Public opinion so far manifested concurs Government in rejecting proposal for Princes Island Conference as morally if not practically impossible. There is a deep and wide-spread feeling of injury and resentment, that so-called patriotic elements should be dealt with by the Peace Conference on the same basis as the Bolsheviki. In connection with the Department’s unnumbered telegram January 24, 2 p.m.,38 I had a long talk this morning with Ivanoff, Social Revolutionary, overwhelmingly elected to the Constitutional Assembly a year ago and now one of the more prominent spokesmen of the local radicals. As to Allied intervention, he said critical moment already exists at Archangel in fact. It should not be given up but the control [to the contrary?] extended by the use of more considerable forces. Peaceful settlement with the Bolsheviki is impossible. The Social Revolutionists support the Provisional Government in this, though a bare majority at a meeting last night resolved that it would have been better to accept the Princes Island invitation for the purpose of demonstrating this impossibility before foreign public opinion. Ivanoff and the minority hold that in addition to moral considerations, practical difficulties are too great, especially in respect to the proposed truce. There may be further discussion in conjunction with the Social Democrats but both these parties, the most radical elements of the population, seemed convinced that the conference could in any case serve only to reveal its own futility. In asking Allied intervention on a more generous scale Ivanoff said that to succeed it must be carried out under conditions of less interference by the agents of intervention with the interior life of the country than has so far prevailed in the Archangel enterprise. His complaints relate to matters of British and French interference, especially by the military, upon which I have already had occasion to comment.

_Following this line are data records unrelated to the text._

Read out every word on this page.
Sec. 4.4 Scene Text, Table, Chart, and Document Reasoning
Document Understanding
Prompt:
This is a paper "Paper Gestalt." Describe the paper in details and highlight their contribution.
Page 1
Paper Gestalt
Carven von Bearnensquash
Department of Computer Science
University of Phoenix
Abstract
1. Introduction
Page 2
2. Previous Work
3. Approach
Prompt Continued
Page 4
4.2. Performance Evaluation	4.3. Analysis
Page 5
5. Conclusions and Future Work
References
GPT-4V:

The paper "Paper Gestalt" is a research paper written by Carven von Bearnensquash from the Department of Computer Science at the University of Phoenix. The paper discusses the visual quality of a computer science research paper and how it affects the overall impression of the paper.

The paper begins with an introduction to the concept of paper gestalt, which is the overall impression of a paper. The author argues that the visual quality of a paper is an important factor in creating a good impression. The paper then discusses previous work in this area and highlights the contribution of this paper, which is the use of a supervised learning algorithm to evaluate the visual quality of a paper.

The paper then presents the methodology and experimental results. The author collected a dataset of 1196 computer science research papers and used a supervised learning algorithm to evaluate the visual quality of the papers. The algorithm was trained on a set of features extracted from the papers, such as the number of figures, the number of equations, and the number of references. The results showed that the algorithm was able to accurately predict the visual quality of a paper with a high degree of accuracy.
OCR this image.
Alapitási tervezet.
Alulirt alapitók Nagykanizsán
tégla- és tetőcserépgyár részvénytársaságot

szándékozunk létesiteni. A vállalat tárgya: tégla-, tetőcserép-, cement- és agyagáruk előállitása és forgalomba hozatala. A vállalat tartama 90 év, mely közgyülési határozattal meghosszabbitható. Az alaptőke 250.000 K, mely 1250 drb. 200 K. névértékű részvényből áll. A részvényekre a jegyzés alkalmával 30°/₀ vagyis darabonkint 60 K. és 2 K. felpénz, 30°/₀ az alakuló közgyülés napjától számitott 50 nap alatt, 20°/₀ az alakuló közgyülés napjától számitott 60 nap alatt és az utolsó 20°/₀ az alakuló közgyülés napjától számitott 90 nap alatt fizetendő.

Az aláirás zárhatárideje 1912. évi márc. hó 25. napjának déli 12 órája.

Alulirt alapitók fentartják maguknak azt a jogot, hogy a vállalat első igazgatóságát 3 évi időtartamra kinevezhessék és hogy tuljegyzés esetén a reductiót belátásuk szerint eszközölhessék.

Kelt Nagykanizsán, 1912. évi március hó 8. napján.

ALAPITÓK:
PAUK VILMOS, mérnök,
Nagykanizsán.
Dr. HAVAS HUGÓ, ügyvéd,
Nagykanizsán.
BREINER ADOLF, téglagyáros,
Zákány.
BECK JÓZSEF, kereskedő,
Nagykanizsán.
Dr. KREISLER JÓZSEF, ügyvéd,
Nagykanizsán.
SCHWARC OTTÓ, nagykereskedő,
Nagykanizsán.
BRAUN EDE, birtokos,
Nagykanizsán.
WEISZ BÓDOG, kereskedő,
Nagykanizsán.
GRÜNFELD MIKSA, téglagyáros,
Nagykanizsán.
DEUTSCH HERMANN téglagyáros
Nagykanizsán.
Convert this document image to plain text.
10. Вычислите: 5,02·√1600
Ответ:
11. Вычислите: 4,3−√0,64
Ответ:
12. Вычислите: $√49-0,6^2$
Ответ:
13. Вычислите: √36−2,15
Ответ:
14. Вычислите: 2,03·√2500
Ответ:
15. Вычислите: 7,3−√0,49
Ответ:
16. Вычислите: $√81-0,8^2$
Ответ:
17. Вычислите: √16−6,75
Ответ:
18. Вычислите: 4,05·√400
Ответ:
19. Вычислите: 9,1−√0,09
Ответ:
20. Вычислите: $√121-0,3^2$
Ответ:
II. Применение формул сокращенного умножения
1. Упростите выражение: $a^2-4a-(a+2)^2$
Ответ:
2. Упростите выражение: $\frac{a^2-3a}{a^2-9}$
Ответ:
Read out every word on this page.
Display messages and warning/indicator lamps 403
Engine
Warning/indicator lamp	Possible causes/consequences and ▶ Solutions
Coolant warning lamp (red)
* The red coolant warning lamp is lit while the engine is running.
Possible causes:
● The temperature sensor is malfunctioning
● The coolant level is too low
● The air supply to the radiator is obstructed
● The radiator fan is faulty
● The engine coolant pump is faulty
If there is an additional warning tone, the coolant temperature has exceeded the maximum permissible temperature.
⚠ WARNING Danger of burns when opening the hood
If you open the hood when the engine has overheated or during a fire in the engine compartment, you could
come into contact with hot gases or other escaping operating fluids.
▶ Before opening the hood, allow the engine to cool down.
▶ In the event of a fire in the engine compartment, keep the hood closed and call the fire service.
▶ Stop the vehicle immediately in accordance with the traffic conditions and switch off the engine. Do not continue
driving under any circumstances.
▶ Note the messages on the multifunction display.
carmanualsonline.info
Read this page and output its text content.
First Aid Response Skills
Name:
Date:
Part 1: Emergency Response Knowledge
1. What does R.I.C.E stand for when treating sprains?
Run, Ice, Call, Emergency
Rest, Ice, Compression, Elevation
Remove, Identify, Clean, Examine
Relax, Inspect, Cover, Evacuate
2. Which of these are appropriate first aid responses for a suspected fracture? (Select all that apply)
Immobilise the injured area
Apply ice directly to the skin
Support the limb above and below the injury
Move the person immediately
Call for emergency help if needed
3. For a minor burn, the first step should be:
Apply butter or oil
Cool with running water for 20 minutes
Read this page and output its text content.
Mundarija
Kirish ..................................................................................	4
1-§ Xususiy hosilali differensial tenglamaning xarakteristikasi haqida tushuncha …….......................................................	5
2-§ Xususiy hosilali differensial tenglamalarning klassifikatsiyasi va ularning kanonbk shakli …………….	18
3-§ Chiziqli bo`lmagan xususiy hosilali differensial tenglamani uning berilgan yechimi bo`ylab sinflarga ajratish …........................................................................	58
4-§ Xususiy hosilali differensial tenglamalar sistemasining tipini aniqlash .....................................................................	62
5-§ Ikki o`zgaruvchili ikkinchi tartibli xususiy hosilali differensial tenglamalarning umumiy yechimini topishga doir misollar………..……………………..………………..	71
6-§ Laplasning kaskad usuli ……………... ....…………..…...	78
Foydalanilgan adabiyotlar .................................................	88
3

President Tchaykowski left here en route to Paris before the receipt of the press despatch concerning the Princes Island invitation and learned of it on arriving at Murmansk. In reply to an inquiry on the part of the Embassy, Admiral McCully has telegraphed from Murmansk the following, based on an informal conversation with him:
“Tchaykowski is of decided opposition to the proposal for a conference of Russian factions on Princes Island. He said to me that [Page 38] this invitation was offensive from his point of view. Unsparingly he was against any conciliation or participation with the Bolshevik Government.”